Q I have a 16 year old with SM who has never spoken to his peers at school. He will do oral reports only in front of teachers when kids are not around. Would cognitive behavioral therapy work at his age? Would the teachers have to be involved?
Thanks for your inquiry. First of all, older kids with SM are always more complicated to treat than younger kids. They have “practiced” their SM avoidance many thousand times more than the younger patients. Also, parents, teachers, and others close to them have all gotten very used to working around their avoidance, further strengthening everyone’s expectations that things will continue as they are. This is not to blame anyone at all — it just is what it is.

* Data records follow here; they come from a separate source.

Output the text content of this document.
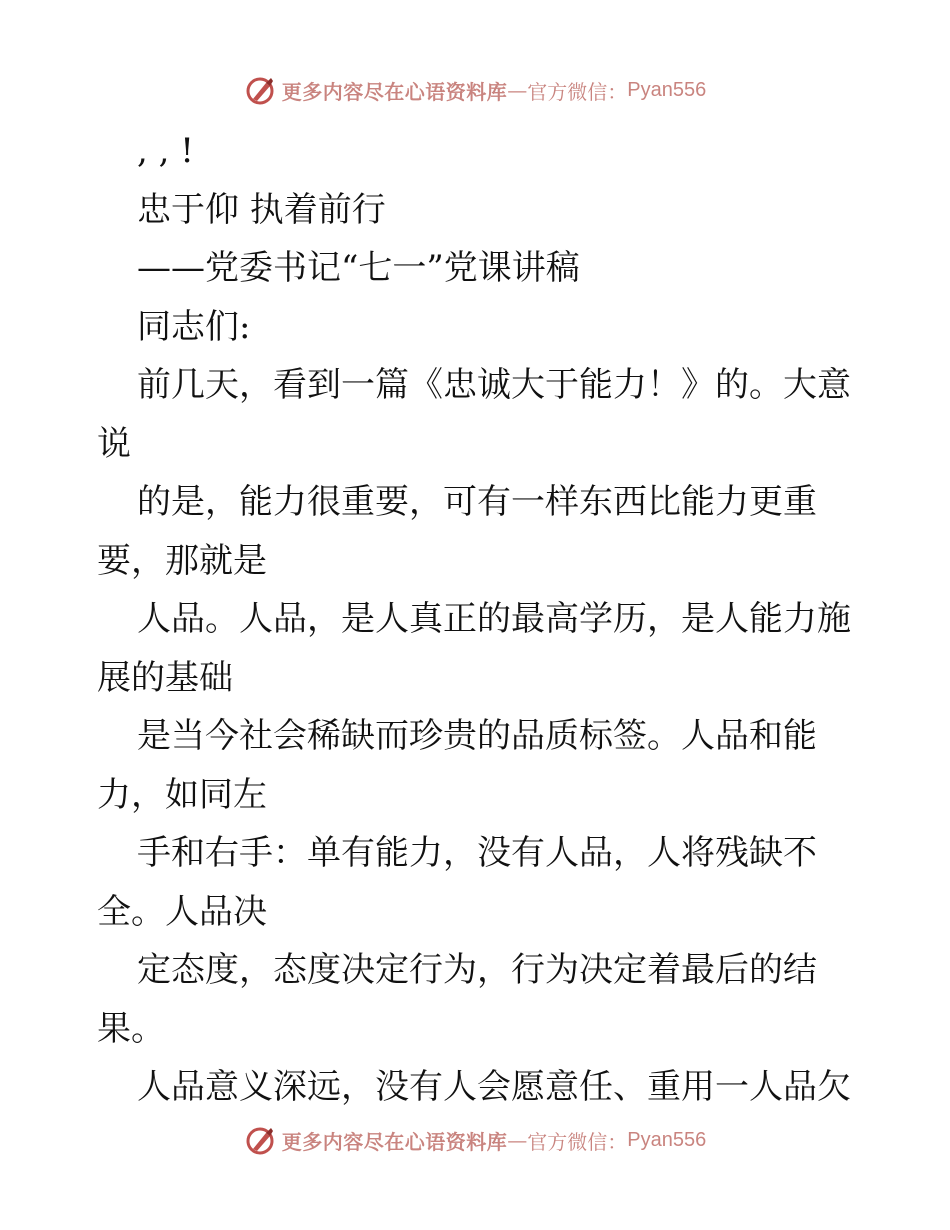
更多内容尽在心语资料库 — 官方微信： Pyan556
, , !
忠于仰 执着前行
——党委书记“七一”党课讲稿
同志们:
前几天，看到一篇《忠诚大于能力！》的。大意
说
的是，能力很重要，可有一样东西比能力更重
要，那就是
人品。人品，是人真正的最高学历，是人能力施
展的基础
是当今社会稀缺而珍贵的品质标签。人品和能
力，如同左
手和右手：单有能力，没有人品，人将残缺不
全。人品决
定态度，态度决定行为，行为决定着最后的结
果。
人品意义深远，没有人会愿意任、重用一人品欠
更多内容尽在心语资料库 — 官方微信： Pyan556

Putting in place a robust treatment plan that really changes everyone’s expectations — the teen included — is a daunting but achievable challenge. Older children with SM are more likely to have co-occuring disorders such as social phobia, and they are often demoralized if not actually depressed. Entrenched and long-standing or over-learned habits need to be treated aggressively.
We have been having the best success with intensive treatments using upwards of 30 hours of cognitive behavioral treatment (also known as CBT) in one week to treat these children. We also do treatment onsite where the teen lives — literally going with him to the places where he is having difficulty. And we advocate combining CBT with medication to help children with significant impairments to improve. You might benefit from reading this article about the role of medications in the treatment of SM.
We always emphasize the importance of staying focused and positive, and never giving up. Your child needs you to keep seeking out the best evidence-based treatments available.